Vor drei Jahren gehörte der Platz ausschliesslich den Mutterkühen, was unter den Viehzüchtern heftig kritisiert wurde. Nun hat die OGA-Geschäftsleitung im Landwirtschafsbereich Anpassungen vorgenommen. Milchkühe erhalten neben den Mutterkühen ebenso Platz wie eine Sau mit Ferkeln oder Pferde mit ihren Fohlen.

Es ist aber nicht die einzige Korrektur, zu der sich die Verantwortlichen aufgrund der Reaktionen nach der letzten Ausstellung vor drei Jahren entschlossen haben. Das Gastro- und Eventkonzept sei rundum erneuert worden, sagte die für dieses Ressort zuständige Annette Gebhard am Montag vor den Medien.

Im Tigersaal wird nur noch bei Grossanlässen wie der Eröffnung oder den Seniorennachmittagen gewirtet. Ansonsten können sich die erwarteten 80'000 Besucherinnen und Besucher während der neun Tage an fünf auf dem Gelände verteilten Gastrobetrieben verpflegen. Die musikalischen Events werden auf dem Dorfplatz – dem überdachten Bereich zwischen Kühni-Treff und Ilfishalle – stattfinden.

Auch die Besucherführung war letztes Mal kritisiert worden. Nun könne es laut dem für die In­fra­struktur Verantwortlichen Ro­land Zaugg nicht mehr passieren, dass Aussteller übersehen würden. Alle Besucher würden konsequent durch die ganze Ausstellung geführt, sagte er.

Mehr Geld für Sicherheit

In zwei Monaten wird die nächste OGA eröffnet. Sie wird vom 10. bis 18. Juni dauern. Präsident Ueli C. Gerber freute sich am Montag, mitteilen zu können, dass die ganze Ausstellung ausverkauft sei. Nur im Zelt der Sonderschau seien noch nicht restlos alle Ausstellungsmodule ausgebucht. Die Sonderschau steht unter dem ­Titel «Emmental Vielfalt».

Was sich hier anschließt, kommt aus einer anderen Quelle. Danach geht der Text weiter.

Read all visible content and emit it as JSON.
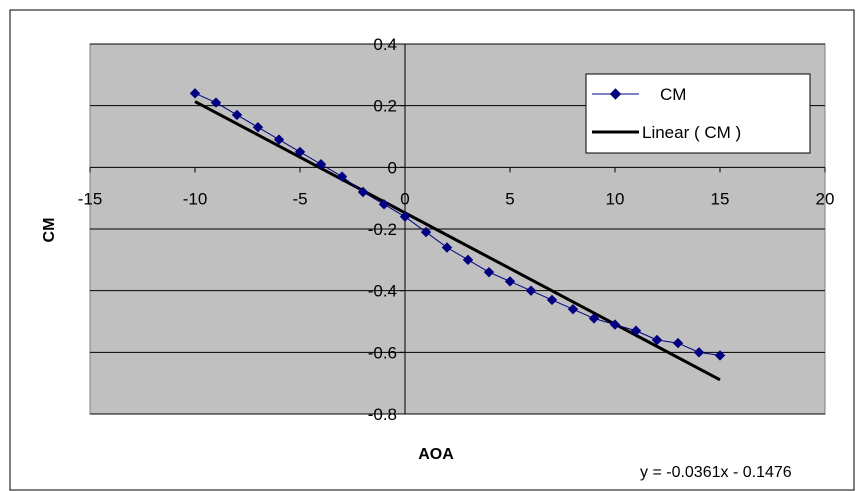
{
  "chart_data": {
    "type": "scatter",
    "title": "",
    "xlabel": "AOA",
    "ylabel": "CM",
    "xlim": [
      -15,
      20
    ],
    "ylim": [
      -0.8,
      0.4
    ],
    "xticks": [
      -15,
      -10,
      -5,
      0,
      5,
      10,
      15,
      20
    ],
    "yticks": [
      0.4,
      0.2,
      0,
      -0.2,
      -0.4,
      -0.6,
      -0.8
    ],
    "xtick_labels": [
      "-15",
      "-10",
      "-5",
      "0",
      "5",
      "10",
      "15",
      "20"
    ],
    "ytick_labels": [
      "0.4",
      "0.2",
      "0",
      "-0.2",
      "-0.4",
      "-0.6",
      "-0.8"
    ],
    "grid": "horizontal",
    "plot_background": "#c0c0c0",
    "legend_position": "top-right",
    "series": [
      {
        "name": "CM",
        "style": "line-with-diamond-markers",
        "color": "#000080",
        "x": [
          -10,
          -9,
          -8,
          -7,
          -6,
          -5,
          -4,
          -3,
          -2,
          -1,
          0,
          1,
          2,
          3,
          4,
          5,
          6,
          7,
          8,
          9,
          10,
          11,
          12,
          13,
          14,
          15
        ],
        "y": [
          0.24,
          0.21,
          0.17,
          0.13,
          0.09,
          0.05,
          0.01,
          -0.03,
          -0.08,
          -0.12,
          -0.16,
          -0.21,
          -0.26,
          -0.3,
          -0.34,
          -0.37,
          -0.4,
          -0.43,
          -0.46,
          -0.49,
          -0.51,
          -0.53,
          -0.56,
          -0.57,
          -0.6,
          -0.61
        ]
      },
      {
        "name": "Linear ( CM )",
        "style": "trendline",
        "color": "#000000",
        "x": [
          -10,
          15
        ],
        "y": [
          0.2134,
          -0.6891
        ]
      }
    ],
    "annotations": [
      {
        "text": "y = -0.0361x - 0.1476"
      }
    ]
  }
}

Dort stellt die OGA Normelemente zur Verfügung, die auch nur an einzelnen Tagen gemietet werden können und somit kleinen Institutionen die Möglichkeit geben teilzunehmen. Im grossen Stil auffahren wird hingegen die Montreux-Berner-Oberland-Bahn (Golden Pass). Sie wird als Gastregion die Kupferschmiede belegen und gar einen Salonwagen davor platzieren.

Mehr Geld als auch schon – laut Gerber «eine kleine vierstellige Summe» – stecken die Organi­satoren in die Sicherheit. An ­neuralgischen Punkten würden ­vorsorglich Sicherheitswächter patrouillieren, kündete der Präsident an.